Once infected with HIV, the virus takes hold in your body by multiplying rapidly. Your immune system responds by producing antibodies in response to the virus. This period is known as seroconversion. Antibodies appear within one to two weeks and will continue to increase in the months after infection. Seroconversion takes place within three weeks in the majority of infected individuals.
Seroconversion is often, but not always, accompanied by a flu-like illness. This happens in at least half of the people infected with HIV, but may happen in as many as 80-90% of all infections. Symptoms typically appear within a month of infection and tend to go away within two to three weeks.
Symptoms may include:
- Swollen glands
- Muscle aches
- Body rash (usually reddish, small flat blemishes that are not itchy)
- Oral thrush
- Weight loss
- Joint pains
- Sore throat
- Gastrointestinal symptoms, such as vomiting and diarrhoea
- Genital sores or thrush
- Night sweats
- Nervous system involvement (meningitis or encephalitis).

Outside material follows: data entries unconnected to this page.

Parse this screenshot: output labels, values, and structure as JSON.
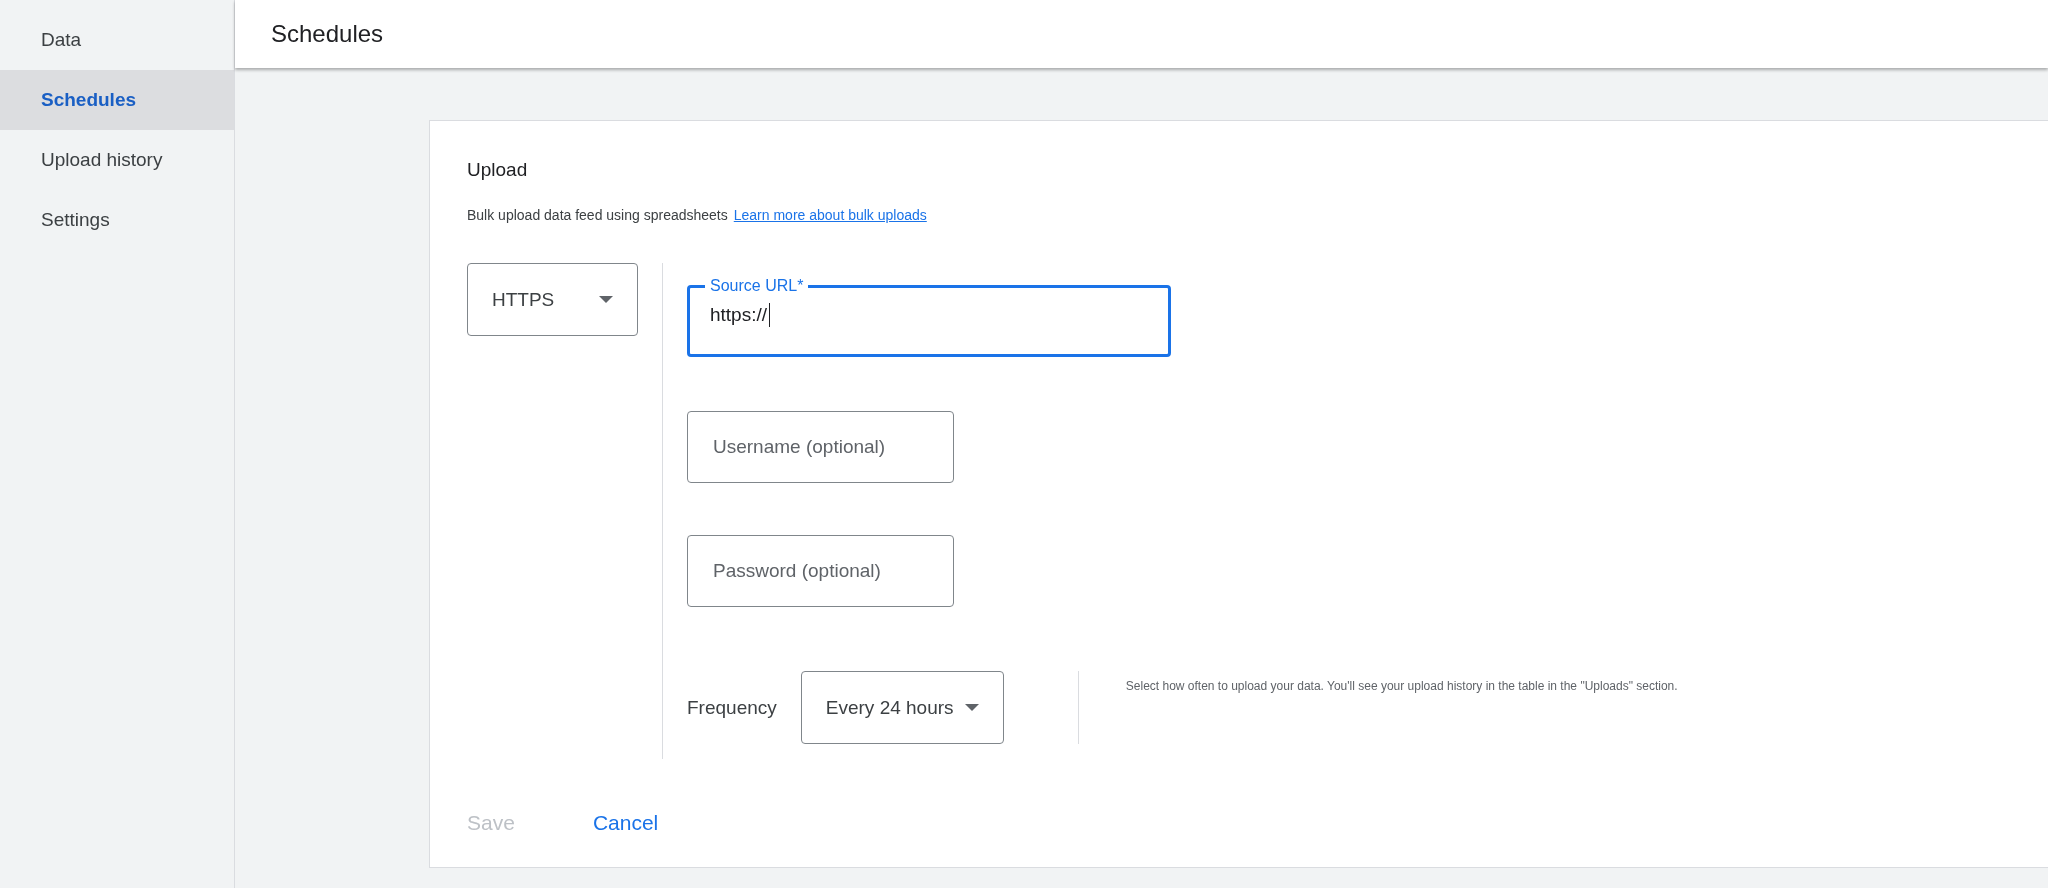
{
  "sidebar": {
    "items": [
      {
        "label": "Data",
        "selected": false
      },
      {
        "label": "Schedules",
        "selected": true
      },
      {
        "label": "Upload history",
        "selected": false
      },
      {
        "label": "Settings",
        "selected": false
      }
    ]
  },
  "header": {
    "title": "Schedules"
  },
  "upload": {
    "title": "Upload",
    "description": "Bulk upload data feed using spreadsheets",
    "link": "Learn more about bulk uploads",
    "protocol": {
      "value": "HTTPS"
    },
    "source_url": {
      "label": "Source URL*",
      "value": "https://",
      "focused": true
    },
    "username": {
      "placeholder": "Username (optional)"
    },
    "password": {
      "placeholder": "Password (optional)"
    },
    "frequency": {
      "label": "Frequency",
      "value": "Every 24 hours",
      "help": "Select how often to upload your data. You'll see your upload history in the table in the \"Uploads\" section."
    },
    "buttons": [
      {
        "label": "Save",
        "disabled": true
      },
      {
        "label": "Cancel",
        "disabled": false
      }
    ]
  }
}
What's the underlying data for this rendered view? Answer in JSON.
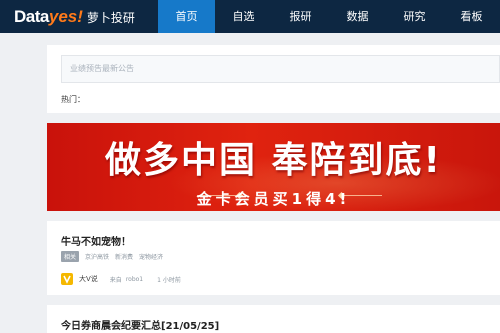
{
  "logo": {
    "part1": "Data",
    "part2": "yes!",
    "cn": "萝卜投研"
  },
  "nav": {
    "items": [
      {
        "label": "首页",
        "active": true
      },
      {
        "label": "自选",
        "active": false
      },
      {
        "label": "报研",
        "active": false
      },
      {
        "label": "数据",
        "active": false
      },
      {
        "label": "研究",
        "active": false
      },
      {
        "label": "看板",
        "active": false
      }
    ]
  },
  "search": {
    "placeholder": "业绩预告最新公告",
    "hot_label": "热门："
  },
  "banner": {
    "title": "做多中国  奉陪到底!",
    "subtitle": "金卡会员买1得4!"
  },
  "feed": [
    {
      "title": "牛马不如宠物！",
      "badge": "相关",
      "tags": [
        "京沪高铁",
        "新消费",
        "宠物经济"
      ],
      "author": "大V说",
      "from_label": "来自",
      "source": "robo1",
      "time": "1 小时前"
    },
    {
      "title": "今日券商晨会纪要汇总[21/05/25]"
    }
  ],
  "colors": {
    "nav_bg": "#0d2742",
    "nav_active": "#1679c9",
    "banner_red": "#d41a0c",
    "logo_orange": "#ff7a1a"
  }
}
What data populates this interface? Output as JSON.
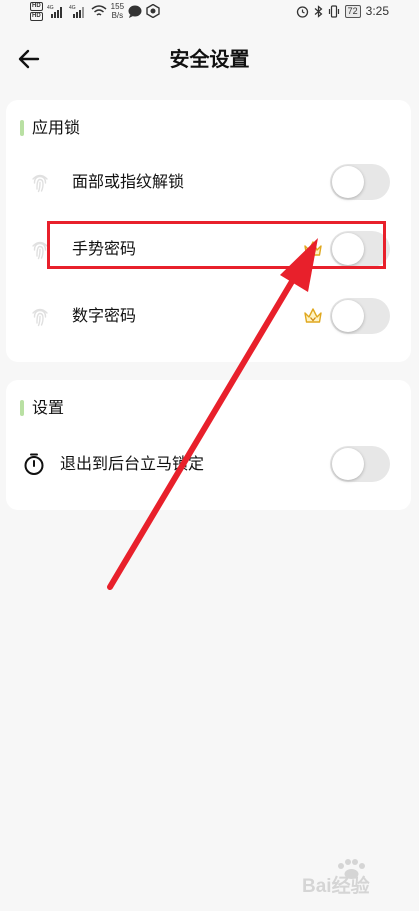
{
  "status_bar": {
    "hd_top": "HD",
    "hd_bottom": "HD",
    "net_type_1": "4G",
    "net_type_2": "4G",
    "speed_value": "155",
    "speed_unit": "B/s",
    "battery_level": "72",
    "time": "3:25",
    "icons": [
      "wifi-icon",
      "message-icon",
      "app-notification-icon",
      "alarm-icon",
      "bluetooth-icon",
      "vibrate-icon",
      "battery-icon"
    ]
  },
  "header": {
    "title": "安全设置",
    "back_icon": "arrow-left-icon"
  },
  "app_lock": {
    "title": "应用锁",
    "accent_color": "#b9e0a3",
    "items": [
      {
        "label": "面部或指纹解锁",
        "icon": "fingerprint-icon",
        "premium": false,
        "enabled": false
      },
      {
        "label": "手势密码",
        "icon": "fingerprint-icon",
        "premium": true,
        "enabled": false
      },
      {
        "label": "数字密码",
        "icon": "fingerprint-icon",
        "premium": true,
        "enabled": false
      }
    ]
  },
  "settings": {
    "title": "设置",
    "items": [
      {
        "label": "退出到后台立马锁定",
        "icon": "stopwatch-icon",
        "enabled": false
      }
    ]
  },
  "annotation": {
    "color": "#e8202b"
  },
  "watermark": {
    "text": "Bai经验"
  }
}
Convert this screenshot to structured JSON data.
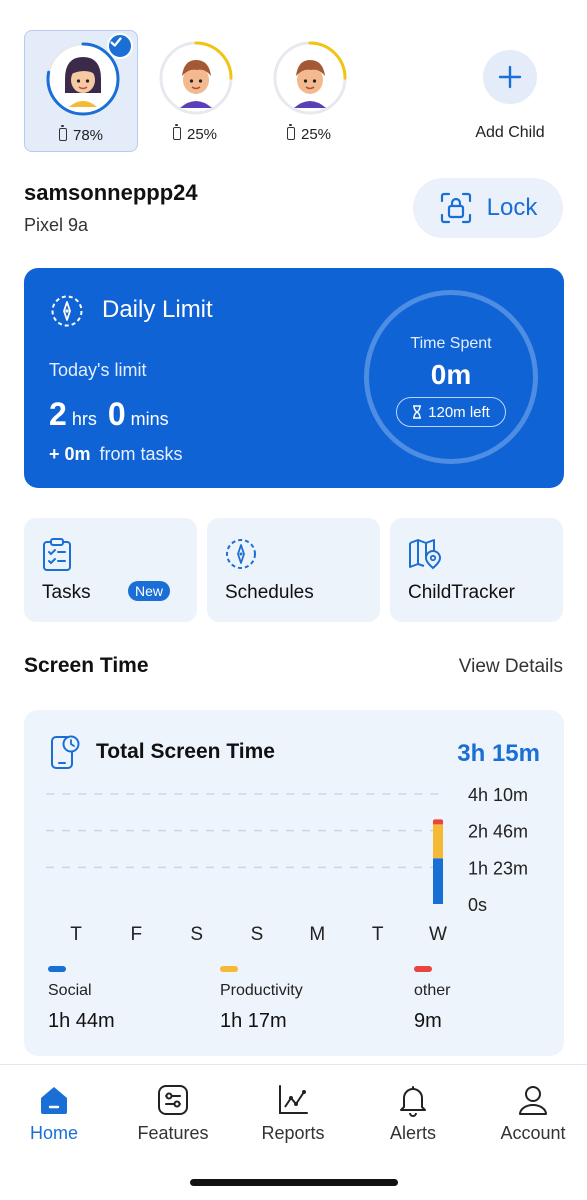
{
  "children": [
    {
      "battery": "78%",
      "selected": true,
      "progress": 0.78,
      "ring_color": "#1a6fd6"
    },
    {
      "battery": "25%",
      "selected": false,
      "progress": 0.25,
      "ring_color": "#f2c40f"
    },
    {
      "battery": "25%",
      "selected": false,
      "progress": 0.25,
      "ring_color": "#f2c40f"
    }
  ],
  "add_child": {
    "label": "Add Child"
  },
  "device": {
    "name": "samsonneppp24",
    "model": "Pixel 9a",
    "lock_label": "Lock"
  },
  "daily_limit": {
    "title": "Daily Limit",
    "todays_limit_label": "Today's limit",
    "hours": "2",
    "hours_unit": "hrs",
    "mins": "0",
    "mins_unit": "mins",
    "tasks_bonus": "+ 0m",
    "tasks_suffix": "from tasks",
    "time_spent_label": "Time Spent",
    "time_spent_value": "0m",
    "time_left": "120m left"
  },
  "features": {
    "tasks_label": "Tasks",
    "tasks_badge": "New",
    "schedules_label": "Schedules",
    "childtracker_label": "ChildTracker"
  },
  "screen_time": {
    "section_title": "Screen Time",
    "view_details": "View Details",
    "card_title": "Total Screen Time",
    "total": "3h 15m"
  },
  "chart_data": {
    "type": "bar",
    "categories": [
      "T",
      "F",
      "S",
      "S",
      "M",
      "T",
      "W"
    ],
    "y_tick_labels": [
      "4h 10m",
      "2h 46m",
      "1h 23m",
      "0s"
    ],
    "ylim": [
      0,
      250
    ],
    "series": [
      {
        "name": "Social",
        "color": "#1a6fd6",
        "values": [
          0,
          0,
          0,
          0,
          0,
          0,
          104
        ]
      },
      {
        "name": "Productivity",
        "color": "#f5b935",
        "values": [
          0,
          0,
          0,
          0,
          0,
          0,
          77
        ]
      },
      {
        "name": "other",
        "color": "#e8453c",
        "values": [
          0,
          0,
          0,
          0,
          0,
          0,
          9
        ]
      }
    ],
    "stacked": true,
    "grid": true
  },
  "legend": [
    {
      "name": "Social",
      "value": "1h 44m",
      "color": "#1a6fd6"
    },
    {
      "name": "Productivity",
      "value": "1h 17m",
      "color": "#f5b935"
    },
    {
      "name": "other",
      "value": "9m",
      "color": "#e8453c"
    }
  ],
  "nav": {
    "home": "Home",
    "features": "Features",
    "reports": "Reports",
    "alerts": "Alerts",
    "account": "Account"
  }
}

The most commonly experienced symptoms are fever, swollen glands, muscle aches and tiredness.
These symptoms are not a reliable way to identify seroconversion, to diagnose HIV infection or to rule it out. There are many other illnesses that can cause symptoms such as these. Some people do not notice any symptoms after infection.
An HIV test needs to be done in order to confirm HIV infection. This is the only reliable way of knowing whether you have HIV or not.